As a significant number of curatively treated gastric cancer patients will ultimately relapse, there is an urgent need to investigate new prognostic markers for identification of high-risk patients. In this study, we investigated the possible role of molecular markers involved in cell cycle regulation (B1 and D3 cyclins, and p27) and cell protection (metallothionein, MT) in predicting tumor behavior and clinical outcome in gastric cancer patients. Analysis of the above indicators was performed by immunohistochemistry on 73 gastric cancer patient samples and 25 normal gastric mucosa specimens. Normal gastric mucosa cells displayed low expressions of B1 and D3 cyclins and MT, and intense p27 staining.
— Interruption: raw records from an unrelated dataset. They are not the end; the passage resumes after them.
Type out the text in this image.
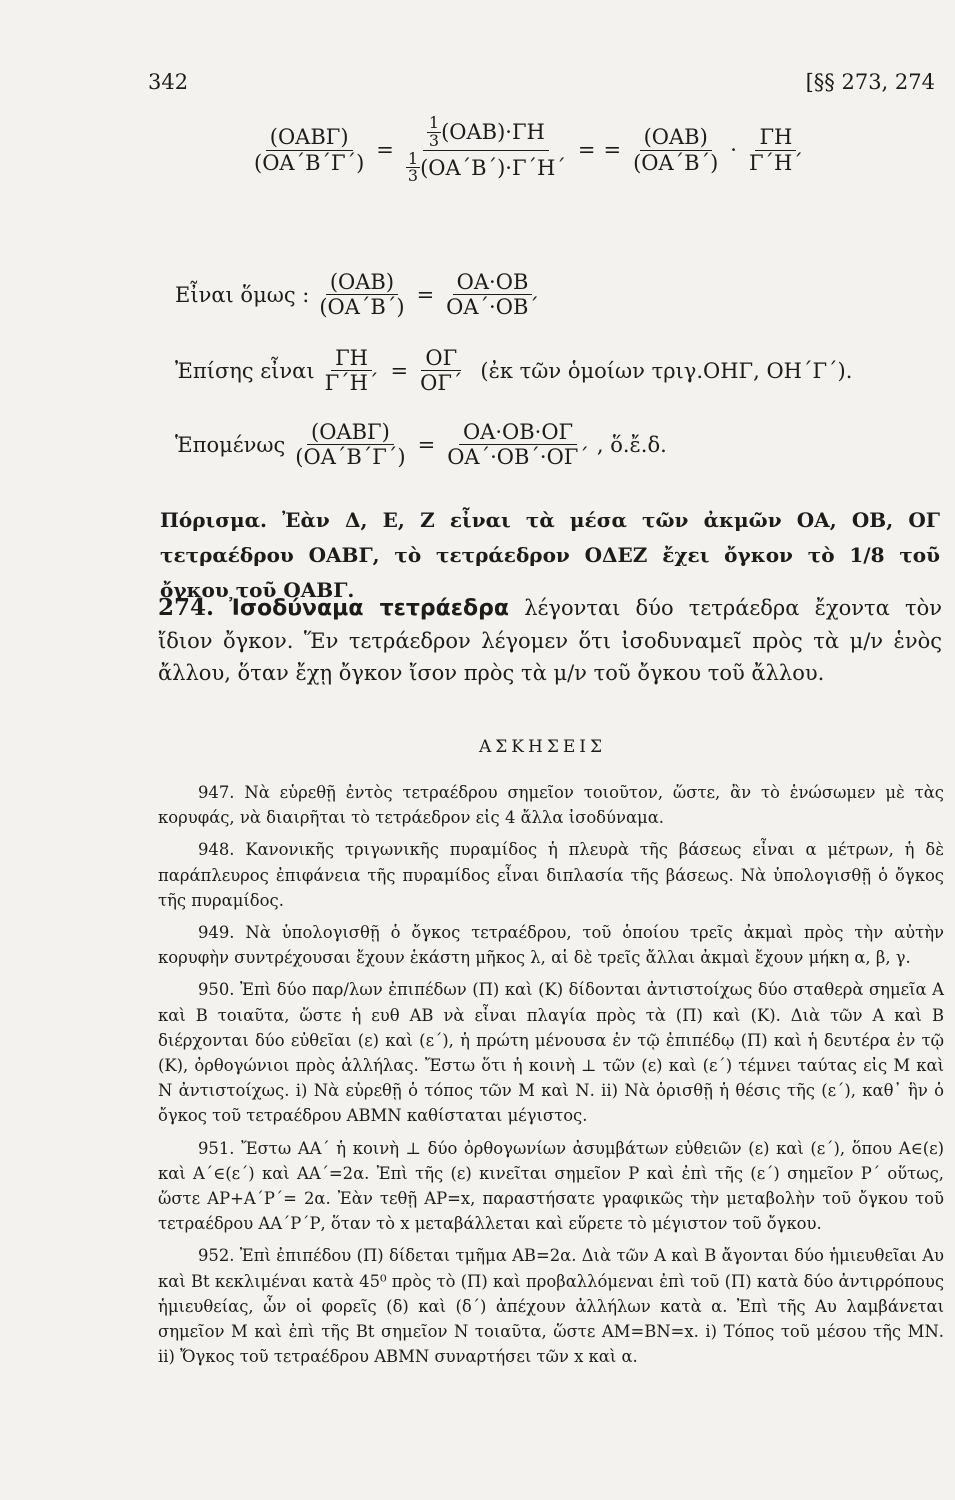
342	[§§ 273, 274
$\frac{\text{(ΟΑΒΓ)}}{(OA΄B΄\Gamma΄)} = \frac{\frac{1}{3} (OAB)\cdot\Gamma H}{\frac{1}{3} (OA΄B΄)\cdot\Gamma΄H΄}$ = = $\frac{\text{(ΟΑΒ)}}{(OA΄B΄)} \cdot \frac{\Gamma H}{\Gamma΄H΄}$
Εἶναι ὅμως : $\frac{\text{(ΟΑΒ)}}{(OA΄B΄)} = \frac{OA\cdot OB}{OA΄\cdot OB΄}$
Ἐπίσης εἶναι $\frac{\Gamma H}{\Gamma΄H΄} = \frac{O\Gamma}{O\Gamma΄}$ (ἐκ τῶν ὁμοίων τριγ.ΟΗΓ, ΟΗ΄Γ΄).
Ἑπομένως $\frac{\text{(ΟΑΒΓ)}}{(OA΄B΄\Gamma΄)} = \frac{OA\cdot OB\cdot O\Gamma}{OA΄\cdot OB΄\cdot O\Gamma΄}$ , ὅ.ἔ.δ.
Πόρισμα. Ἐὰν Δ, Ε, Ζ εἶναι τὰ μέσα τῶν ἀκμῶν ΟΑ, ΟΒ, ΟΓ τετραέδρου ΟΑΒΓ, τὸ τετράεδρον ΟΔΕΖ ἔχει ὄγκον τὸ 1/8 τοῦ ὄγκου τοῦ ΟΑΒΓ.
274. Ἰσοδύναμα τετράεδρα λέγονται δύο τετράεδρα ἔχοντα τὸν ἴδιον ὄγκον. Ἕν τετράεδρον λέγομεν ὅτι ἰσοδυναμεῖ πρὸς τὰ μ/ν ἑνὸς ἄλλου, ὅταν ἔχῃ ὄγκον ἴσον πρὸς τὰ μ/ν τοῦ ὄγκου τοῦ ἄλλου.
ΑΣΚΗΣΕΙΣ

947. Νὰ εὑρεθῇ ἐντὸς τετραέδρου σημεῖον τοιοῦτον, ὥστε, ἂν τὸ ἑνώσωμεν μὲ τὰς κορυφάς, νὰ διαιρῆται τὸ τετράεδρον εἰς 4 ἄλλα ἰσοδύναμα.

948. Κανονικῆς τριγωνικῆς πυραμίδος ἡ πλευρὰ τῆς βάσεως εἶναι α μέτρων, ἡ δὲ παράπλευρος ἐπιφάνεια τῆς πυραμίδος εἶναι διπλασία τῆς βάσεως. Νὰ ὑπολογισθῇ ὁ ὄγκος τῆς πυραμίδος.

949. Νὰ ὑπολογισθῇ ὁ ὄγκος τετραέδρου, τοῦ ὁποίου τρεῖς ἀκμαὶ πρὸς τὴν αὐτὴν κορυφὴν συντρέχουσαι ἔχουν ἑκάστη μῆκος λ, αἱ δὲ τρεῖς ἄλλαι ἀκμαὶ ἔχουν μήκη α, β, γ.

950. Ἐπὶ δύο παρ/λων ἐπιπέδων (Π) καὶ (Κ) δίδονται ἀντιστοίχως δύο σταθερὰ σημεῖα Α καὶ Β τοιαῦτα, ὥστε ἡ ευθ ΑΒ νὰ εἶναι πλαγία πρὸς τὰ (Π) καὶ (Κ). Διὰ τῶν Α καὶ Β διέρχονται δύο εὐθεῖαι (ε) καὶ (ε΄), ἡ πρώτη μένουσα ἐν τῷ ἐπιπέδῳ (Π) καὶ ἡ δευτέρα ἐν τῷ (Κ), ὀρθογώνιοι πρὸς ἀλλήλας. Ἔστω ὅτι ἡ κοινὴ ⊥ τῶν (ε) καὶ (ε΄) τέμνει ταύτας εἰς Μ καὶ Ν ἀντιστοίχως. i) Νὰ εὑρεθῇ ὁ τόπος τῶν Μ καὶ Ν. ii) Νὰ ὁρισθῇ ἡ θέσις τῆς (ε΄), καθ᾽ ἣν ὁ ὄγκος τοῦ τετραέδρου ΑΒΜΝ καθίσταται μέγιστος.

951. Ἔστω ΑΑ΄ ἡ κοινὴ ⊥ δύο ὀρθογωνίων ἀσυμβάτων εὐθειῶν (ε) καὶ (ε΄), ὅπου Α∈(ε) καὶ Α΄∈(ε΄) καὶ ΑΑ΄=2α. Ἐπὶ τῆς (ε) κινεῖται σημεῖον Ρ καὶ ἐπὶ τῆς (ε΄) σημεῖον Ρ΄ οὕτως, ὥστε ΑΡ+Α΄Ρ΄= 2α. Ἐὰν τεθῇ ΑΡ=x, παραστήσατε γραφικῶς τὴν μεταβολὴν τοῦ ὄγκου τοῦ τετραέδρου ΑΑ΄Ρ΄Ρ, ὅταν τὸ x μεταβάλλεται καὶ εὕρετε τὸ μέγιστον τοῦ ὄγκου.

952. Ἐπὶ ἐπιπέδου (Π) δίδεται τμῆμα ΑΒ=2α. Διὰ τῶν Α καὶ Β ἄγονται δύο ἡμιευθεῖαι Αυ καὶ Βt κεκλιμέναι κατὰ 45⁰ πρὸς τὸ (Π) καὶ προβαλλόμεναι ἐπὶ τοῦ (Π) κατὰ δύο ἀντιρρόπους ἡμιευθείας, ὧν οἱ φορεῖς (δ) καὶ (δ΄) ἀπέχουν ἀλλήλων κατὰ α. Ἐπὶ τῆς Αυ λαμβάνεται σημεῖον Μ καὶ ἐπὶ τῆς Βt σημεῖον Ν τοιαῦτα, ὥστε ΑΜ=ΒΝ=x. i) Τόπος τοῦ μέσου τῆς ΜΝ. ii) Ὄγκος τοῦ τετραέδρου ΑΒΜΝ συναρτήσει τῶν x καὶ α.
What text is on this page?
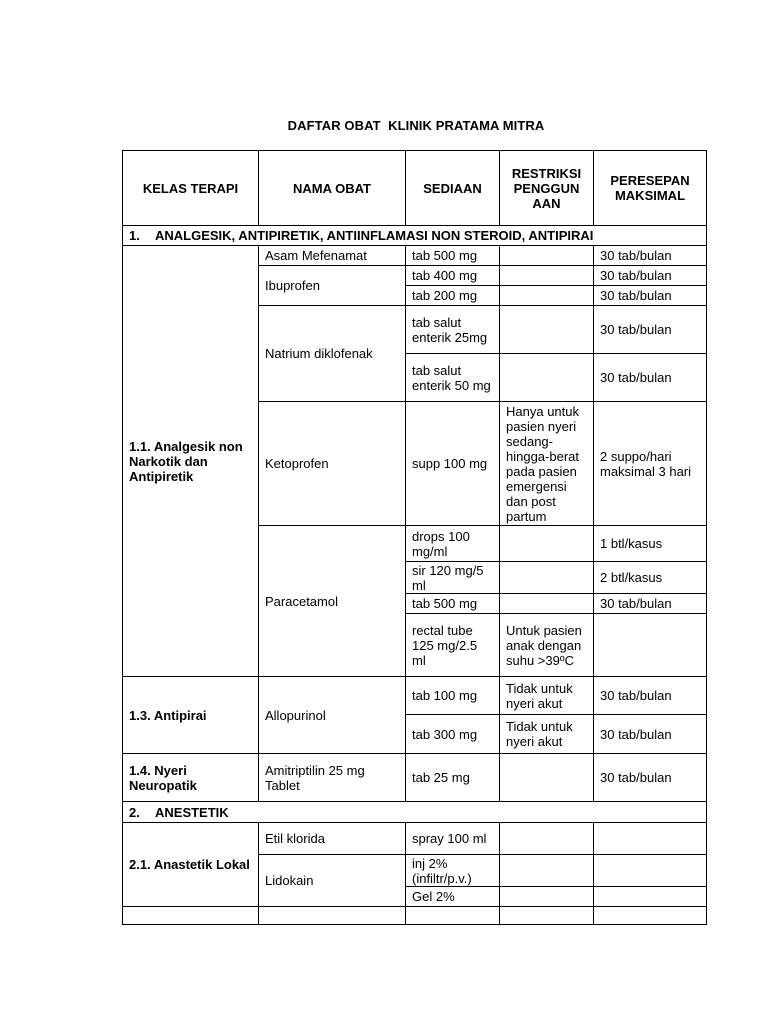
DAFTAR OBAT  KLINIK PRATAMA MITRA
KELAS TERAPI	NAMA OBAT	SEDIAAN	RESTRIKSI PENGGUN AAN	PERESEPAN MAKSIMAL
1. ANALGESIK, ANTIPIRETIK, ANTIINFLAMASI NON STEROID, ANTIPIRAI				
1.1. Analgesik non Narkotik dan Antipiretik	Asam Mefenamat	tab 500 mg		30 tab/bulan
	Ibuprofen	tab 400 mg		30 tab/bulan
		tab 200 mg		30 tab/bulan
	Natrium diklofenak	tab salut enterik 25mg		30 tab/bulan
		tab salut enterik 50 mg		30 tab/bulan
	Ketoprofen	supp 100 mg	Hanya untuk pasien nyeri sedang-hingga-berat pada pasien emergensi dan post partum	2 suppo/hari maksimal 3 hari
	Paracetamol	drops 100 mg/ml		1 btl/kasus
		sir 120 mg/5 ml		2 btl/kasus
		tab 500 mg		30 tab/bulan
		rectal tube 125 mg/2.5 ml	Untuk pasien anak dengan suhu >39ºC	
1.3. Antipirai	Allopurinol	tab 100 mg	Tidak untuk nyeri akut	30 tab/bulan
		tab 300 mg	Tidak untuk nyeri akut	30 tab/bulan
1.4. Nyeri Neuropatik	Amitriptilin 25 mg Tablet	tab 25 mg		30 tab/bulan
2. ANESTETIK				
2.1. Anastetik Lokal	Etil klorida	spray 100 ml		
	Lidokain	inj 2% (infiltr/p.v.)		
		Gel 2%		
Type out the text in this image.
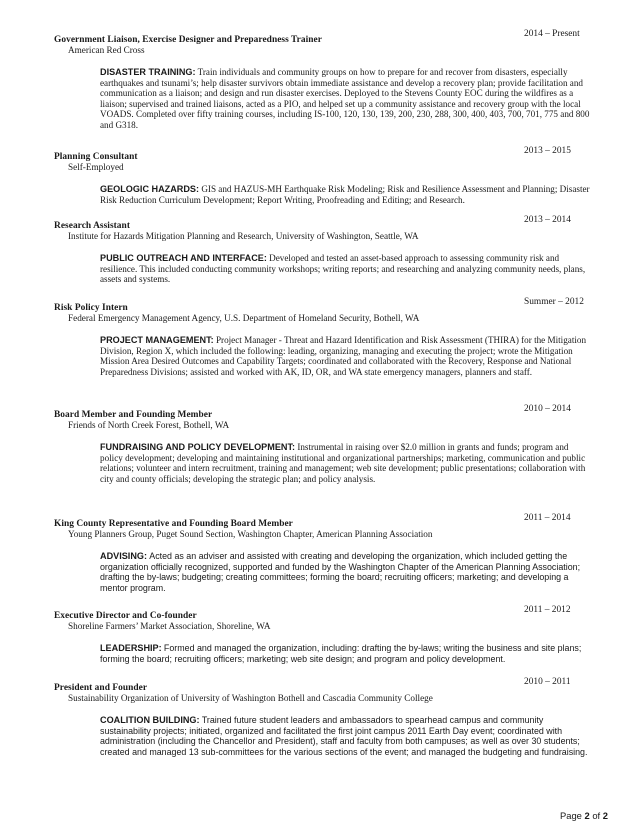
Government Liaison, Exercise Designer and Preparedness Trainer
2014 – Present
American Red Cross
DISASTER TRAINING: Train individuals and community groups on how to prepare for and recover from disasters, especially earthquakes and tsunami’s; help disaster survivors obtain immediate assistance and develop a recovery plan; provide facilitation and communication as a liaison; and design and run disaster exercises. Deployed to the Stevens County EOC during the wildfires as a liaison; supervised and trained liaisons, acted as a PIO, and helped set up a community assistance and recovery group with the local VOADS. Completed over fifty training courses, including IS-100, 120, 130, 139, 200, 230, 288, 300, 400, 403, 700, 701, 775 and 800 and G318.
Planning Consultant
2013 – 2015
Self-Employed
GEOLOGIC HAZARDS: GIS and HAZUS-MH Earthquake Risk Modeling; Risk and Resilience Assessment and Planning; Disaster Risk Reduction Curriculum Development; Report Writing, Proofreading and Editing; and Research.
Research Assistant
2013 – 2014
Institute for Hazards Mitigation Planning and Research, University of Washington, Seattle, WA
PUBLIC OUTREACH AND INTERFACE: Developed and tested an asset-based approach to assessing community risk and resilience. This included conducting community workshops; writing reports; and researching and analyzing community needs, plans, assets and systems.
Risk Policy Intern
Summer – 2012
Federal Emergency Management Agency, U.S. Department of Homeland Security, Bothell, WA
PROJECT MANAGEMENT: Project Manager - Threat and Hazard Identification and Risk Assessment (THIRA) for the Mitigation Division, Region X, which included the following: leading, organizing, managing and executing the project; wrote the Mitigation Mission Area Desired Outcomes and Capability Targets; coordinated and collaborated with the Recovery, Response and National Preparedness Divisions; assisted and worked with AK, ID, OR, and WA state emergency managers, planners and staff.
Board Member and Founding Member
2010 – 2014
Friends of North Creek Forest, Bothell, WA
FUNDRAISING AND POLICY DEVELOPMENT: Instrumental in raising over $2.0 million in grants and funds; program and policy development; developing and maintaining institutional and organizational partnerships; marketing, communication and public relations; volunteer and intern recruitment, training and management; web site development; public presentations; collaboration with city and county officials; developing the strategic plan; and policy analysis.
King County Representative and Founding Board Member
2011 – 2014
Young Planners Group, Puget Sound Section, Washington Chapter, American Planning Association
ADVISING: Acted as an adviser and assisted with creating and developing the organization, which included getting the organization officially recognized, supported and funded by the Washington Chapter of the American Planning Association; drafting the by-laws; budgeting; creating committees; forming the board; recruiting officers; marketing; and developing a mentor program.
Executive Director and Co-founder
2011 – 2012
Shoreline Farmers’ Market Association, Shoreline, WA
LEADERSHIP: Formed and managed the organization, including: drafting the by-laws; writing the business and site plans; forming the board; recruiting officers; marketing; web site design; and program and policy development.
President and Founder
2010 – 2011
Sustainability Organization of University of Washington Bothell and Cascadia Community College
COALITION BUILDING: Trained future student leaders and ambassadors to spearhead campus and community sustainability projects; initiated, organized and facilitated the first joint campus 2011 Earth Day event; coordinated with administration (including the Chancellor and President), staff and faculty from both campuses; as well as over 30 students; created and managed 13 sub-committees for the various sections of the event; and managed the budgeting and fundraising.
Page 2 of 2
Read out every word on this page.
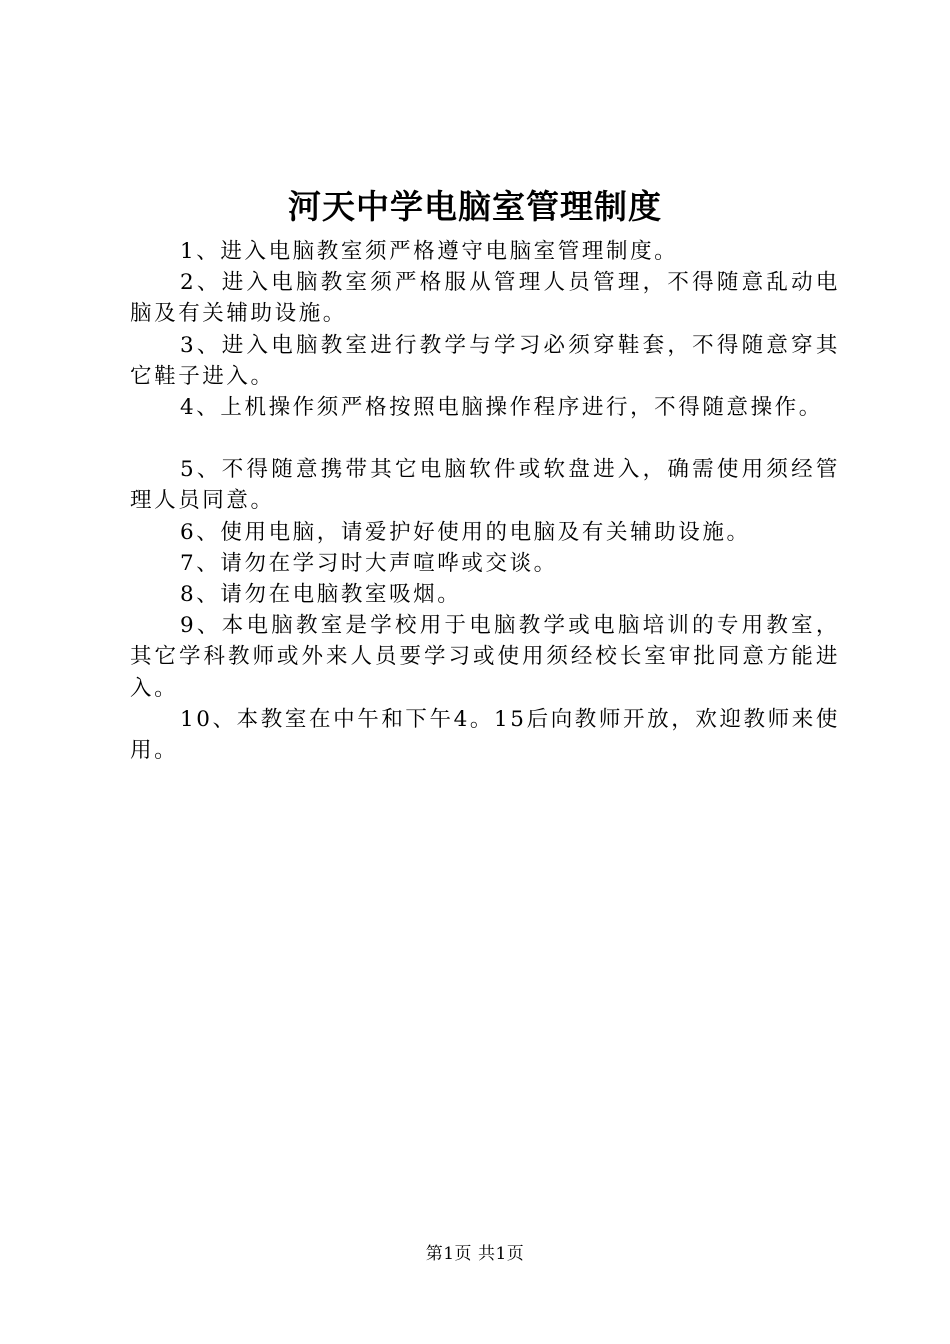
河天中学电脑室管理制度

1、进入电脑教室须严格遵守电脑室管理制度。

2、进入电脑教室须严格服从管理人员管理，不得随意乱动电脑及有关辅助设施。

3、进入电脑教室进行教学与学习必须穿鞋套，不得随意穿其它鞋子进入。

4、上机操作须严格按照电脑操作程序进行，不得随意操作。

5、不得随意携带其它电脑软件或软盘进入，确需使用须经管理人员同意。

6、使用电脑，请爱护好使用的电脑及有关辅助设施。

7、请勿在学习时大声喧哗或交谈。

8、请勿在电脑教室吸烟。

9、本电脑教室是学校用于电脑教学或电脑培训的专用教室，其它学科教师或外来人员要学习或使用须经校长室审批同意方能进入。

10、本教室在中午和下午4。15后向教师开放，欢迎教师来使用。

第1页 共1页
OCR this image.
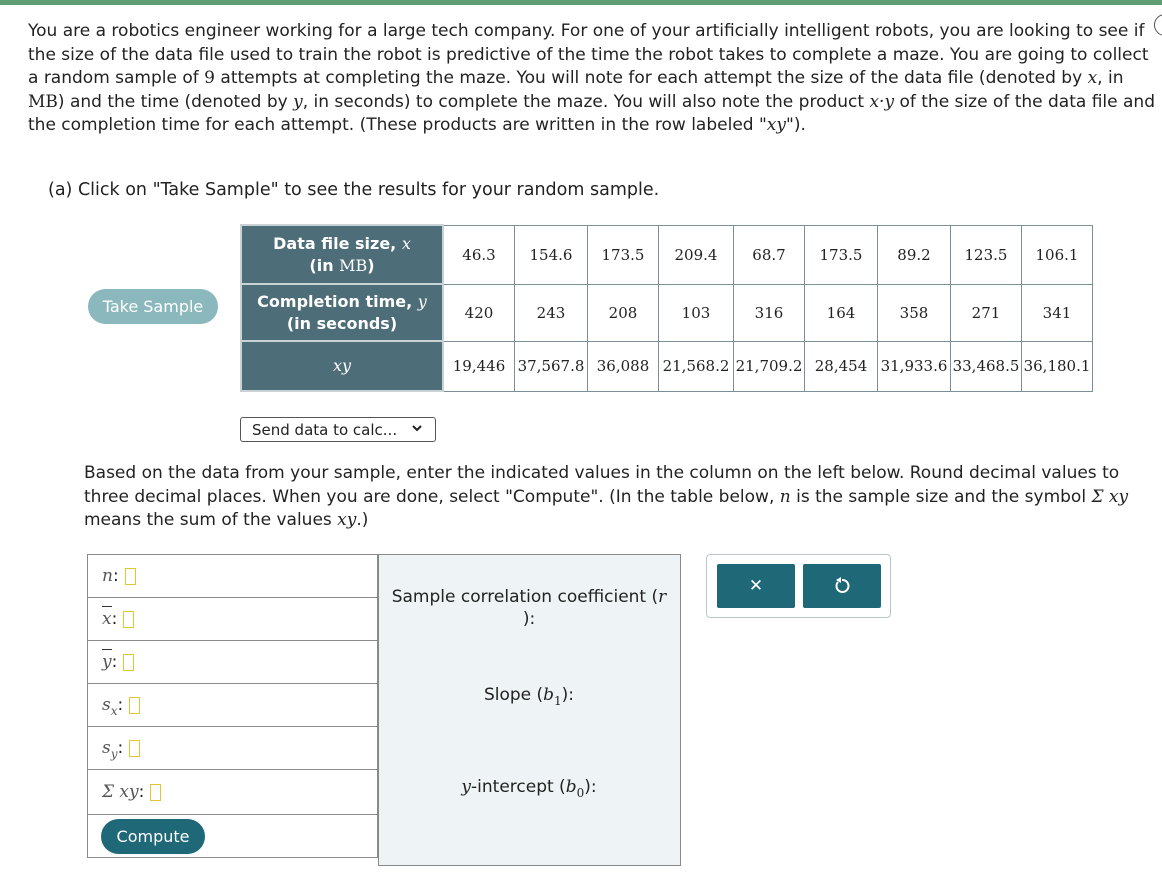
You are a robotics engineer working for a large tech company. For one of your artificially intelligent robots, you are looking to see if the size of the data file used to train the robot is predictive of the time the robot takes to complete a maze. You are going to collect a random sample of 9 attempts at completing the maze. You will note for each attempt the size of the data file (denoted by x, in MB) and the time (denoted by y, in seconds) to complete the maze. You will also note the product x·y of the size of the data file and the completion time for each attempt. (These products are written in the row labeled "xy").
(a) Click on "Take Sample" to see the results for your random sample.
Take Sample
Data file size, x
(in MB)	46.3	154.6	173.5	209.4	68.7	173.5	89.2	123.5	106.1
Completion time, y
(in seconds)	420	243	208	103	316	164	358	271	341
xy	19,446	37,567.8	36,088	21,568.2	21,709.2	28,454	31,933.6	33,468.5	36,180.1
Send data to calc...
Based on the data from your sample, enter the indicated values in the column on the left below. Round decimal values to three decimal places. When you are done, select "Compute". (In the table below, n is the sample size and the symbol Σ xy means the sum of the values xy.)
n :
x :
y :
$s_x$ :
$s_y$ :
Σ xy :
Compute
Sample correlation coefficient (r
):
Slope $(b_1)$:
y-intercept $(b_0)$:
✕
Conversely, gastric tumor cells showed higher cyclin D3 and MT, and lower p27 expressions. B1 cyclin expressions were not different between normal and tumor tissue. p27 and MT expressions were altered in almost all cancer samples, and were strongly correlated with tumor progression. Advanced extent of the primary tumor, nodal metastasis, low p27, and high MT expressions were the best combination of variables for prediction of poor clinical outcome. Each marker predicted outcome better than staging based on tumor-node (TNM) system. Survival and recurrence rates decreased as molecular alterations increased. Finally, molecular profile determination correctly predicted the prognosis in patients with same TNM stage. p27 and MT expressions strongly correlated with clinical outcome allowing to identify an unfavorable group of patients that may benefit from tailored treatments. The role of B1 and D3 cyclins in gastric cancer remains to be elucidated.